Footnotes

1.

While the Buddha meditates, Mara, a symbol of worldly attachments, tempts him with women, food and other luxuries to prevent him from attaining enlightenment. The Buddha is able to resist these allurements, and he summons the earth itself to witness his triumph over temptation.

2.

The Buddha performs several miracles at Sravasti, a town in northeastern India where he taught for most of his enlightened life. In the miracle usually referred to as the Miracle at Sravasti, the Buddha appears seated on a 1,000-petaled lotus blossom to prove to his detractors that he has found nirvana.

Endnotes

1.

The French scholar Alfred Foucher (1865–1952) maintained that the sources of classical cultural impact lay in Greek cities nearer at hand; those of Bactria, reinforced by fresh influences from Greece. He suggested that the conversion of the Bactrian ruler Menander (c. 150–100 B.C.E.) to Buddhism planted “the germ of the whole subsequent development of Greco-Buddhist [Gandharan] art.” Foucher’s contemporary, Sir John Marshall, dated the high period of Gandharan art to the first century C.E., when the Parthians—not the Bactrians—revived contact with the classical world.
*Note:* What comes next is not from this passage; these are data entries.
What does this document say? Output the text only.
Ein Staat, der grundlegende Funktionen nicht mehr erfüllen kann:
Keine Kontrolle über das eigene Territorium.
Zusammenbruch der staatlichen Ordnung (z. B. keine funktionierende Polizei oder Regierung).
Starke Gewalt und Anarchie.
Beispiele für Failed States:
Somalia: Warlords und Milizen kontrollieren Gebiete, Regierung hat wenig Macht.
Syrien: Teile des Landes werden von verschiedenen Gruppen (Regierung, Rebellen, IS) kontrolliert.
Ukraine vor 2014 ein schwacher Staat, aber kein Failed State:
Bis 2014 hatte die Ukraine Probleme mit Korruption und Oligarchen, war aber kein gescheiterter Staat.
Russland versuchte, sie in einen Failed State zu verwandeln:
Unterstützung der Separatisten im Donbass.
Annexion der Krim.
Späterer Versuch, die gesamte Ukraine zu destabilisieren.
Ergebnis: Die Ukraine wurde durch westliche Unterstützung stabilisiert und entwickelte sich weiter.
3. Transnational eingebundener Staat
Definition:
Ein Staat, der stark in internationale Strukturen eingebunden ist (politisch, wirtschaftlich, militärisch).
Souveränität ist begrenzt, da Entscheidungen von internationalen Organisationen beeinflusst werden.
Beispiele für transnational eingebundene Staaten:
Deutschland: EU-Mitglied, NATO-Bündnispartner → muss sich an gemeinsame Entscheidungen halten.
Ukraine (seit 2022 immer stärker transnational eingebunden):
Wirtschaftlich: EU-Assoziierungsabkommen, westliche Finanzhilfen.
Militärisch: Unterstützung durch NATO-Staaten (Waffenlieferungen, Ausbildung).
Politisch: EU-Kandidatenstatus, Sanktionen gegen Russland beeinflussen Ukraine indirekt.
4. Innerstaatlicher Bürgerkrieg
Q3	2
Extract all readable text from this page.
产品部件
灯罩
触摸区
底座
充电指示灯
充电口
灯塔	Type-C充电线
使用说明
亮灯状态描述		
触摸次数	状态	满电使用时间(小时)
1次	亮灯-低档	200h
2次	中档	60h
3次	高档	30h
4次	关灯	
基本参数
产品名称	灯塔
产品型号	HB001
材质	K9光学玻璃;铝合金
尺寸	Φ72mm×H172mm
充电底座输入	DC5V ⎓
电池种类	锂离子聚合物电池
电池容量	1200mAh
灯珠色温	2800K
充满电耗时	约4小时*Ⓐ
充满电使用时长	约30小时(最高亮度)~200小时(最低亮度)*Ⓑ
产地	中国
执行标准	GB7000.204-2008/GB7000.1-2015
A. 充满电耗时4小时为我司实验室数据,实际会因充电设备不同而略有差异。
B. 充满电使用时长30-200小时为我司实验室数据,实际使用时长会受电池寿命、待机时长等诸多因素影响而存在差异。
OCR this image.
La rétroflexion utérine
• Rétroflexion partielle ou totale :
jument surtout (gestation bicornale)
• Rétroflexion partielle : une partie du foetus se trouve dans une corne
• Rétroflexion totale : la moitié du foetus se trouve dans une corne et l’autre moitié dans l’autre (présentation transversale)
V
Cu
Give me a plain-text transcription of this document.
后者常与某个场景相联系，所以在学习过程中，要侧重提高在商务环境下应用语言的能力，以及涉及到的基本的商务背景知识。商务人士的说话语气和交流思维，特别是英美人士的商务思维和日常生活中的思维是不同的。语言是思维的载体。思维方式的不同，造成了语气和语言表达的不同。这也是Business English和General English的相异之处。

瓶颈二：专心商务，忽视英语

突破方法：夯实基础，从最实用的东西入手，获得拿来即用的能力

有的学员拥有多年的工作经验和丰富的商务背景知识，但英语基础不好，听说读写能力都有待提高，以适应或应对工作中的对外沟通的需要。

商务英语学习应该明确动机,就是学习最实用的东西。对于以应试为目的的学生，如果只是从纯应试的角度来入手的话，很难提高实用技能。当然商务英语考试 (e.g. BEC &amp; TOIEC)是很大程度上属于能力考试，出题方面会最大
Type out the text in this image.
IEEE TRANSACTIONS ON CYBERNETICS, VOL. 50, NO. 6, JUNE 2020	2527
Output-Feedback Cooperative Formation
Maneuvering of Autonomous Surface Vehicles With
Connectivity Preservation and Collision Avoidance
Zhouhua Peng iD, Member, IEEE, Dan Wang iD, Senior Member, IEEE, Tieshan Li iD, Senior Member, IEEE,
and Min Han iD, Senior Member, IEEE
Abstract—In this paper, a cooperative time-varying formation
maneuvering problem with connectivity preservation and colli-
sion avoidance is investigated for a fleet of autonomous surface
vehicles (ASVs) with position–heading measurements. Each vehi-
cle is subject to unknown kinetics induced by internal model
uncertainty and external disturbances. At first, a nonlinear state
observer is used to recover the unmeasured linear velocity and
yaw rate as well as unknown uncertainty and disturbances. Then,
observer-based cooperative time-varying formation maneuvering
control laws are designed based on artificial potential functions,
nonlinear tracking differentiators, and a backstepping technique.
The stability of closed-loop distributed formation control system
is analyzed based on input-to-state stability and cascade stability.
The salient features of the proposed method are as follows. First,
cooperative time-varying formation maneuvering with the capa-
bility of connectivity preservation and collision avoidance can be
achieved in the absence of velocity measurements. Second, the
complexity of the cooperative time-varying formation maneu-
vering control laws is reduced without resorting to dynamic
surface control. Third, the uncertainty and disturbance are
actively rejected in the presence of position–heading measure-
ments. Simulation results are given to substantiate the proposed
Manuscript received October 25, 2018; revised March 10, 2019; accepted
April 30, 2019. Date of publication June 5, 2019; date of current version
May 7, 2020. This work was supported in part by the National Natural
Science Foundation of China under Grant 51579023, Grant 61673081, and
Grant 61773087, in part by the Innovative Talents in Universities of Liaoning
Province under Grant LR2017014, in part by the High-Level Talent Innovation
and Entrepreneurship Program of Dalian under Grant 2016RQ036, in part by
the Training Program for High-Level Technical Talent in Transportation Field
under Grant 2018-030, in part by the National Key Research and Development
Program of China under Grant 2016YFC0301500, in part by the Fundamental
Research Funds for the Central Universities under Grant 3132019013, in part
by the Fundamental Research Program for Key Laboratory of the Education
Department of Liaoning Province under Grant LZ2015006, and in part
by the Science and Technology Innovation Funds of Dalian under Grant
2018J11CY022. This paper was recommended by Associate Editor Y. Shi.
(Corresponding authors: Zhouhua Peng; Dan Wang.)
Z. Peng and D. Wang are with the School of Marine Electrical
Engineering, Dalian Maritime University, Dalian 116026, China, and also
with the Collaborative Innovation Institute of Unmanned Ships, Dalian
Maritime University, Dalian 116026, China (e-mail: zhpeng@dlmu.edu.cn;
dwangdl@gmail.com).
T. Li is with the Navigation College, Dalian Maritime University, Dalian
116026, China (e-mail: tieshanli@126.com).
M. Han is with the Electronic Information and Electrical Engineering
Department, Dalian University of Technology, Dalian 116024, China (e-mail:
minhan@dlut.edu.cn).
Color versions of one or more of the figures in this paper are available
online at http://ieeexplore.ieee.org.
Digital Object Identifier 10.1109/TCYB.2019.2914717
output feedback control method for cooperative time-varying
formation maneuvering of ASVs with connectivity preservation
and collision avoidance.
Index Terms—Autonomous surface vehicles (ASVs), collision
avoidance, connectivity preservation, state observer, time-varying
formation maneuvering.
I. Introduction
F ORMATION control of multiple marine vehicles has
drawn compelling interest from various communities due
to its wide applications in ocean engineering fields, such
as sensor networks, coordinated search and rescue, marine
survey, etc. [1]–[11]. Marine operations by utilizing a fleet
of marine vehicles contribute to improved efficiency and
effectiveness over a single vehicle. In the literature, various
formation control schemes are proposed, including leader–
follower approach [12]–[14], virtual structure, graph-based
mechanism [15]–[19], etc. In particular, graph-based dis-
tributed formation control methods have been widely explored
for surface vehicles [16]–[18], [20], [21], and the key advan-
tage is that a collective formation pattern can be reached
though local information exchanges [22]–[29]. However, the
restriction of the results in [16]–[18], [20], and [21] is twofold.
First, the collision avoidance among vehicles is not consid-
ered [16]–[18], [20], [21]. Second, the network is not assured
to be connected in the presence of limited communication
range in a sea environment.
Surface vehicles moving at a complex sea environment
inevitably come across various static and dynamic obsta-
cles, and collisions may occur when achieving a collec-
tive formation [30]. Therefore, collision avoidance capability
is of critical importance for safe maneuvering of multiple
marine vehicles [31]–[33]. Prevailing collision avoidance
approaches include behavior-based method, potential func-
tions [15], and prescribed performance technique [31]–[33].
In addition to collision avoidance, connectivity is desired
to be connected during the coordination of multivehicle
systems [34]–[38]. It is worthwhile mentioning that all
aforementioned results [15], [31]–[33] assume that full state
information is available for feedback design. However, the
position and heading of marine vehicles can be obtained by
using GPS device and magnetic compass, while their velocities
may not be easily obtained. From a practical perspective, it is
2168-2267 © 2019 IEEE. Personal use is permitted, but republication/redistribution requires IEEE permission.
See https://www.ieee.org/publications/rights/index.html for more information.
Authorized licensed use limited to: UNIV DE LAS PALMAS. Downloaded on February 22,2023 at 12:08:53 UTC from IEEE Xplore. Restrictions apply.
Still other scholars have discounted Greek influence in favor of Roman influence on Gandharan statuary.

2.

We cannot yet provide exact dates for the arrival of Buddhism in Gandhara, for the founding of the Kusana empire, or for the carving of the first Buddha statues. The earliest known likenesses of Buddha date to the first century C.E.

3.

In 1926, Ananda Coomaraswamy argued that the origins of the Buddha image are to be sought in the art of India proper (“The Indian Origin of the Buddha Image,” Journal of the American Oriental Society 46, pp. 165–170). Prototypes for both standing and seated images are already present in Mathura in the yaksa figures from the first three centuries B.C.E. and in the representations of Jina from the late first century B.C.E. Following Coomaraswamy, the Dutch scholar J.E. Van Lohuizen-de Leeuw made a strong case for the priority of the Buddha image in the art of Mathura.